山陽新聞デジタル|さんデジ

豪雨浸水被害乗り越え田植え準備 真備の農家「再出発」の米作り

西日本豪雨で被害に遭った田んぼをトラクターで掘り起こす小野さん。決壊した高馬川の堤防を覆うブルーシートと土のうを背に、米作りを再出発させた=倉敷市真備町箭田
西日本豪雨で被害に遭った田んぼをトラクターで掘り起こす小野さん。決壊した高馬川の堤防を覆うブルーシートと土のうを背に、米作りを再出発させた=倉敷市真備町箭田
 トラクターがエンジン音をうならせながら進み、乾いた田んぼを掘り返していく。後には湿り気を帯びた土が現れ、土の匂いが広がる。春耕の季節を迎え、昨夏の西日本豪雨で甚大な浸水被害を受けた倉敷市真備町地区でも、田植えの準備が始まった。

 小田川とその支流・高馬川、末政川、真谷川の計8カ所で堤防が決壊した真備町。町内の水田は大半の330ヘクタールが冠水し、農機具も水に漬かって多くが使えなくなった。

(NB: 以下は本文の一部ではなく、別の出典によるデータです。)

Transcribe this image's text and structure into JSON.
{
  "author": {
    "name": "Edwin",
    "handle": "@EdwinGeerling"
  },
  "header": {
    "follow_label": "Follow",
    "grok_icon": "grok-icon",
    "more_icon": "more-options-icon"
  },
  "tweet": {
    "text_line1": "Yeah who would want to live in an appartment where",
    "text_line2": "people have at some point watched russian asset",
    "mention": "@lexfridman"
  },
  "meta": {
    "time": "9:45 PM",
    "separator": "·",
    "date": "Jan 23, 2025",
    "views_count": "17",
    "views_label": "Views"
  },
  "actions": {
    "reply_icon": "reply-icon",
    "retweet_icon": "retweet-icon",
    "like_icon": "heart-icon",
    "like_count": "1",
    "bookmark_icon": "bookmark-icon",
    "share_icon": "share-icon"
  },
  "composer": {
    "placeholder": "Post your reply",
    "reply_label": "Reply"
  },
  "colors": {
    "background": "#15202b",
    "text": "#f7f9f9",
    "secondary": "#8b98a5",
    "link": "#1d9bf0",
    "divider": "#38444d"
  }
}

 高馬川の堤防決壊箇所そばに自宅と田んぼがある小野貞子さん(71)=同町地区=は豪雨当時、町外の長女宅に避難して無事だったが、自宅は水没。田んぼは泥で覆われ、流されてきた車や家具が散乱し、30センチほどに育っていた稲は全滅した。

 もう一度、米作りができるだろうか―。高齢となった生産者の中には諦めた人もいる。町外の仮設住宅から通う小野さんも不安を抱えていたが、市による水田への土入れを終え、公的な資金援助を受けてトラクターの買い替えができ、父親から受け継いだ田んぼを守る気持ちが固まった。

 「再出発はいろんな人の支えがあったからこそ。感謝の気持ちを忘れず、一歩ずつ前に進んでいきたい」と小野さん。秋に黄金色の稲穂が輝く田んぼをイメージしながら作業に励む。